On the contrary: very common UI pattern to have a data grid that sorts by a particular column when you click the header, then reverses that sort order when you click the header again. So for a user to sort by date, descending, they click the header, causing an ascending sort, then click it again, causing a descending one.
Often such a grid will be quite well abstracted from its data source - it might be executing a remote query to return data in the new order every time - but I bet there are some examples out there that are backed by a local dataset and carry out an actual sort operation when you hit the header... and fall into a quicksort worst case if the user clicks the same header twice in a row.
If it's already sorted in the right order, quicksort runs in O(n log n). quicksort is O(n log n) bestcase, O(n*n) worstcase.
Actually, yeah, my original reply was dumb, I forgot quicksort :)
It can be n*n for properly-sorted arrays too, depending on pivot selection (for randomized pivot selection, it's n log n).
Yes; random pivot selection is nlogn (unless you are very, very, statistically impossibly, unlucky. Or using very short arrays where it doesn't matter anyway).

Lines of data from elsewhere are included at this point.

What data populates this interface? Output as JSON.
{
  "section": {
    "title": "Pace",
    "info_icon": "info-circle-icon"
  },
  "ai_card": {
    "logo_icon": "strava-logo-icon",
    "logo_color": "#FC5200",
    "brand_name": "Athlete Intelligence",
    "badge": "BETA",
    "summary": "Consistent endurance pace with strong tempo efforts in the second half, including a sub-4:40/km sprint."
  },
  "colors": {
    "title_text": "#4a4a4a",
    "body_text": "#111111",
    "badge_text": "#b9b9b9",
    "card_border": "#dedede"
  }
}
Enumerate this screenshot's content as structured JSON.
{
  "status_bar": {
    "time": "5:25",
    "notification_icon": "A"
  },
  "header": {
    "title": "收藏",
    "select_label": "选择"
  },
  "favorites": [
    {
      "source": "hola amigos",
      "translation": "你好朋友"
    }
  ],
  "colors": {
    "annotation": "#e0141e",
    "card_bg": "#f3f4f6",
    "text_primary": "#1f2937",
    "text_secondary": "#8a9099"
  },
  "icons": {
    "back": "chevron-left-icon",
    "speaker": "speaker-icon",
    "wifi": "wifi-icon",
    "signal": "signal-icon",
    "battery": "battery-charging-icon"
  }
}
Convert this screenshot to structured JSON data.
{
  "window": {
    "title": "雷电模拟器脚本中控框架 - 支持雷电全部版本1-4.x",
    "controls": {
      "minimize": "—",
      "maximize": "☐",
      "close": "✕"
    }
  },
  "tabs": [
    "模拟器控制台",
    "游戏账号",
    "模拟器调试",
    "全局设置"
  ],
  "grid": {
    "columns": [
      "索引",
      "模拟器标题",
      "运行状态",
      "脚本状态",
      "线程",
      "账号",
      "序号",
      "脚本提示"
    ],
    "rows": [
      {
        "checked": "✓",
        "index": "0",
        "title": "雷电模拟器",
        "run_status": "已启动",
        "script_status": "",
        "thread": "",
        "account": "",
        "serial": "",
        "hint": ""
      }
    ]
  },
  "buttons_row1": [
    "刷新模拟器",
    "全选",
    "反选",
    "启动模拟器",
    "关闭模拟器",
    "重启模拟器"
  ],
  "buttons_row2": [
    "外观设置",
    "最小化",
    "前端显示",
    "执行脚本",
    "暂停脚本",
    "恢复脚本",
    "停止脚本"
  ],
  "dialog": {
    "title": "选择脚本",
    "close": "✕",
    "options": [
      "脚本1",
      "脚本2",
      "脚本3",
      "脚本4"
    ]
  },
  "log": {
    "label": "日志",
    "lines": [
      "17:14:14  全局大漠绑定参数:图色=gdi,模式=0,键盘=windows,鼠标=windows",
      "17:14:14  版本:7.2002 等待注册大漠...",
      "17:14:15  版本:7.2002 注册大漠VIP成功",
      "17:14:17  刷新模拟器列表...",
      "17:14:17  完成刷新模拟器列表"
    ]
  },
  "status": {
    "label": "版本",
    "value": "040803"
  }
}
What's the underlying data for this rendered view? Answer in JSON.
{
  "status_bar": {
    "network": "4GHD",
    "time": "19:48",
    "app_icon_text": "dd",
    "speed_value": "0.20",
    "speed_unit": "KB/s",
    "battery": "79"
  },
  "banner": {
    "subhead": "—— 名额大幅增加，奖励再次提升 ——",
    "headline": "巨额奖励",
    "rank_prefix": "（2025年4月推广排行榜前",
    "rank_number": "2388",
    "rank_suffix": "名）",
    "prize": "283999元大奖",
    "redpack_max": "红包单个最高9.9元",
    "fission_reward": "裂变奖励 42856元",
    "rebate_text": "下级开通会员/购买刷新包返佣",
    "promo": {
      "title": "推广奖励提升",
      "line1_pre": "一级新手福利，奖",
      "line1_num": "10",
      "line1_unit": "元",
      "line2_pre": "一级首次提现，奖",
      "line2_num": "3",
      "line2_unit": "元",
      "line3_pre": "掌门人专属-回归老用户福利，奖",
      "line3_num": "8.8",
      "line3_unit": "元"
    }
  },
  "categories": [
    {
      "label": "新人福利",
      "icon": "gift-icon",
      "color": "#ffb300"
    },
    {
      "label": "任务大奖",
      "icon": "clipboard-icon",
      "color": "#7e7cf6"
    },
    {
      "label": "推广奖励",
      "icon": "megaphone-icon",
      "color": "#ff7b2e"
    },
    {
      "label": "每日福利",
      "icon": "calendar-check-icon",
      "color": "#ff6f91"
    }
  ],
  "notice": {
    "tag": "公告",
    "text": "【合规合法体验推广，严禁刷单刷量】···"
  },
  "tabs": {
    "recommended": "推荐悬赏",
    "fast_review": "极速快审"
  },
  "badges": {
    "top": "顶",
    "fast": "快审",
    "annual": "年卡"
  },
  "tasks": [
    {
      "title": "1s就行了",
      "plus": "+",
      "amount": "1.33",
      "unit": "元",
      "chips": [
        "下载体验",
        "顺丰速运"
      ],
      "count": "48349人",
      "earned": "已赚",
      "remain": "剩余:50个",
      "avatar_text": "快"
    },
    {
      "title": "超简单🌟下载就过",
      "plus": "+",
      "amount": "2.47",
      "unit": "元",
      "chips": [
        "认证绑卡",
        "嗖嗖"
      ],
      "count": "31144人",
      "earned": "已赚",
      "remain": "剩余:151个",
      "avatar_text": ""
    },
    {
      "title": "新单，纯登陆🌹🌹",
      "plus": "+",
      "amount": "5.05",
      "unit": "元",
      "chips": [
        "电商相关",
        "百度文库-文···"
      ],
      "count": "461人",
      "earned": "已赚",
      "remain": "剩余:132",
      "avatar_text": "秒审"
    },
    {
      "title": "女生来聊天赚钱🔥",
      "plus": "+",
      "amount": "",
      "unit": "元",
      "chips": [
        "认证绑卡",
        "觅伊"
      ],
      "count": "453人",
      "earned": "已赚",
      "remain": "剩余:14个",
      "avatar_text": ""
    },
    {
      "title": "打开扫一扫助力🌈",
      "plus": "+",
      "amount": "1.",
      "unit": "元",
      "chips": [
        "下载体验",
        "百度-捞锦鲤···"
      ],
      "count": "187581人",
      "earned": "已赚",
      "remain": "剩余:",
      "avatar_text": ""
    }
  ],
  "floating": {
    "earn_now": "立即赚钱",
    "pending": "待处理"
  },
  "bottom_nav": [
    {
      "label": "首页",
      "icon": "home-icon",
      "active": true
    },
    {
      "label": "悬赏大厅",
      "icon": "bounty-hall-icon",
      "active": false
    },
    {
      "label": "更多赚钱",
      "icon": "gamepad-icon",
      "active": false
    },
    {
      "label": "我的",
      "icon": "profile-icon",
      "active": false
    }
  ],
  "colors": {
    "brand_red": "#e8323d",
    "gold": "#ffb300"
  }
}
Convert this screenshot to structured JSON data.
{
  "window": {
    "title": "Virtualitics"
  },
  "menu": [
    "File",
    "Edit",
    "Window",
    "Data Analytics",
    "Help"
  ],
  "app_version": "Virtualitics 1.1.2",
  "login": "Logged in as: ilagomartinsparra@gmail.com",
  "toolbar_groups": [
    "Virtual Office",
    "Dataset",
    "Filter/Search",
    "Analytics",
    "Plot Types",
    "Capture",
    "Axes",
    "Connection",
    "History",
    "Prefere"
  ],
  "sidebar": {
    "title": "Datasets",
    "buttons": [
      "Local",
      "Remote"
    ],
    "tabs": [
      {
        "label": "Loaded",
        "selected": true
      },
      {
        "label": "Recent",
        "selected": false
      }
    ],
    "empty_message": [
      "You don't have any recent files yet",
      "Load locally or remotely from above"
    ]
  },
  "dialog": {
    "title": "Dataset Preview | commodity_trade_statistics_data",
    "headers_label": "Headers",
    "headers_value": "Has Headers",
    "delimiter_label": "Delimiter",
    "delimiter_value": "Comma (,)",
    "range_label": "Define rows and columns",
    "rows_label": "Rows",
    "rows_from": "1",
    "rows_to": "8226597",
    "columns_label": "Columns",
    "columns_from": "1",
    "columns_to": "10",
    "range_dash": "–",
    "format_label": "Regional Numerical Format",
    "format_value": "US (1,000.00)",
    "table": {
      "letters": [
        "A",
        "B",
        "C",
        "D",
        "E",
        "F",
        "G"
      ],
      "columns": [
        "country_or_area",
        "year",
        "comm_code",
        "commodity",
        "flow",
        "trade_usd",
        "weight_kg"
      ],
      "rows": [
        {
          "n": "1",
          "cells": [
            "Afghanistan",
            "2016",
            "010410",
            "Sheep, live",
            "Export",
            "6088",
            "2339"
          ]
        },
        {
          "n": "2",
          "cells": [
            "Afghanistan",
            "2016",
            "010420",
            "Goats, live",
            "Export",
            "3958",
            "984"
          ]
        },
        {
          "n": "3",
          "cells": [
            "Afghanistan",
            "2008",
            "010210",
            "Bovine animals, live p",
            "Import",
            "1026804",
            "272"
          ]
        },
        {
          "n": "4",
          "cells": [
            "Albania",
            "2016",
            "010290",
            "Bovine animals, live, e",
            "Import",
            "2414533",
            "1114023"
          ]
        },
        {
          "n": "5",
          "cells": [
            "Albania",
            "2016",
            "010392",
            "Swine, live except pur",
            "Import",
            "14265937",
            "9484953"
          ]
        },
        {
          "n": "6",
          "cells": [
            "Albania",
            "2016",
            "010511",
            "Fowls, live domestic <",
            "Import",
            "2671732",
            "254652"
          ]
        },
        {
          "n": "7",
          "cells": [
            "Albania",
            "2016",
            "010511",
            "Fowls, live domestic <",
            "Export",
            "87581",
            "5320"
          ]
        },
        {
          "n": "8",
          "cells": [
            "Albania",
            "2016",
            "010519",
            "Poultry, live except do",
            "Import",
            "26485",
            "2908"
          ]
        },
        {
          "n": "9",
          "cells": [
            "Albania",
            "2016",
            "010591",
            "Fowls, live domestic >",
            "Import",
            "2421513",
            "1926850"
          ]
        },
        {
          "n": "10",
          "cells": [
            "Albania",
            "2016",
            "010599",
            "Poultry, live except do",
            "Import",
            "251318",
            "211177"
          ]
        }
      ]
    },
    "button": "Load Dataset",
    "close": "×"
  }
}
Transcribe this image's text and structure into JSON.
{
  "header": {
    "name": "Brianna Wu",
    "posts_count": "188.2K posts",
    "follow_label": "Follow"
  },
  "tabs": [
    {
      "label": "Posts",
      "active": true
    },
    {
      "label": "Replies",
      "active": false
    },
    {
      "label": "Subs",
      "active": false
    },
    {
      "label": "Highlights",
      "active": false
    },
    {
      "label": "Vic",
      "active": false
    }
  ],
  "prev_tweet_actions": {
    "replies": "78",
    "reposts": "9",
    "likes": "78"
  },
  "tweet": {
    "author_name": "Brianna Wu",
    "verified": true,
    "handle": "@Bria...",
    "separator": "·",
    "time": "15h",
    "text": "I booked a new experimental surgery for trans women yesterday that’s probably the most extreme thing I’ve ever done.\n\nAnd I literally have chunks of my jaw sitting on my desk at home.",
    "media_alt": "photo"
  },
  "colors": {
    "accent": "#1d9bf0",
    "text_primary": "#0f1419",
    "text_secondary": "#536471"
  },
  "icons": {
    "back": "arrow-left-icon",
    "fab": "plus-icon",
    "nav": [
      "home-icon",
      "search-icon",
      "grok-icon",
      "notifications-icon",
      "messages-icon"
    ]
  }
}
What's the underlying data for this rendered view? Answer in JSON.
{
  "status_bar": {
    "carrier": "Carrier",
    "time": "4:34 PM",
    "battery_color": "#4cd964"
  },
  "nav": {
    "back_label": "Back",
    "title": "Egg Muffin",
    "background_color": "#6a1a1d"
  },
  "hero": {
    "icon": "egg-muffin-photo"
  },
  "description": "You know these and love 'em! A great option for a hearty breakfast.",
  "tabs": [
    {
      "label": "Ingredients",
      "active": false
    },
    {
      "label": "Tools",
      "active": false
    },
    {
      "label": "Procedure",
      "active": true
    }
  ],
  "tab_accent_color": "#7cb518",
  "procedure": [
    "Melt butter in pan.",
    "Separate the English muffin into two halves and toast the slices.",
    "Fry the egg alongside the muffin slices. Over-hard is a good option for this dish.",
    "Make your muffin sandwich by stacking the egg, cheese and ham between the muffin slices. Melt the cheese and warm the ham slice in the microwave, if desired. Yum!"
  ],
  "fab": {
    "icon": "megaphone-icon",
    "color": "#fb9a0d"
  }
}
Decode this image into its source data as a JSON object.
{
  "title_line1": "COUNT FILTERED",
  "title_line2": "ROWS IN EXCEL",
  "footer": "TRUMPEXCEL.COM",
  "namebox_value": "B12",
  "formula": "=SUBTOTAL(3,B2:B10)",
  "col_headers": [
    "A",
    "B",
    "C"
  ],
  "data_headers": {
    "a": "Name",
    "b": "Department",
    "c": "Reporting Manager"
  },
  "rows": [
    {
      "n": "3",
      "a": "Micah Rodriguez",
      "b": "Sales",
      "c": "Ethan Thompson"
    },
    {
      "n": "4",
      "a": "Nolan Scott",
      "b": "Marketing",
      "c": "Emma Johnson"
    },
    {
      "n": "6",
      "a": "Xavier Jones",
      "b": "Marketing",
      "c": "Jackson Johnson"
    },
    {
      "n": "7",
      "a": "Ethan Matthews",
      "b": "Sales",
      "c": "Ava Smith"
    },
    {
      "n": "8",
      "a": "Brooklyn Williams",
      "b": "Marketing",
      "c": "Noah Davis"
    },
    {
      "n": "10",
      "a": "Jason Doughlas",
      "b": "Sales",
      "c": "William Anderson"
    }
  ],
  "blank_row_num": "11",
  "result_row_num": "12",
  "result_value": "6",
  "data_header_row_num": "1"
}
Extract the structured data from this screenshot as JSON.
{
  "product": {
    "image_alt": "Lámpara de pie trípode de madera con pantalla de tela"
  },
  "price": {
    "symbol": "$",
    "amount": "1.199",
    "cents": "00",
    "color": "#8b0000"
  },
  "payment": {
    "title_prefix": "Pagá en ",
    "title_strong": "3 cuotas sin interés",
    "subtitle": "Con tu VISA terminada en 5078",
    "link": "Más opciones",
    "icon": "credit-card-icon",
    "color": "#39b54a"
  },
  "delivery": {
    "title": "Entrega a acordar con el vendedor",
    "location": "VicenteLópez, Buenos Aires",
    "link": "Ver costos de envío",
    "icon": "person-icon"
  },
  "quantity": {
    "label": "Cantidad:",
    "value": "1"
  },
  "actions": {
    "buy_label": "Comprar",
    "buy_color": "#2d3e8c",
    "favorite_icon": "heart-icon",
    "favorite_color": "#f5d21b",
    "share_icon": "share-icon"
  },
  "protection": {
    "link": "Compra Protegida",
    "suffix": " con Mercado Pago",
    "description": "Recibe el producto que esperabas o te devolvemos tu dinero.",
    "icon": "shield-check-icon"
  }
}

But I'm pretty sure data sorted in either direction (i.e., 'reversed' or not, ascending or descending), and taking a pivot from either end, is n^2. It doesn't have to be reversed; you always end up with everything unsorted ending up on one side or the other of the pivot, with each recursive step being just one less comparison than the step prior, meaning it has N-1 + N-2 + ... + 1 comparisons regardless of which way the array is sorted, or N(N-1)/2 comparisons total (Gauss' formula but starting at one less than the total number of items N, since that's the number of comparisons each step), which is O(N^2). There is no cause where it's linear time, unless you are first iterating across the array to select the first pivot that is out of place (which may be a reasonable optimization, but can also be made to apply regardless of what direction the array is sorted).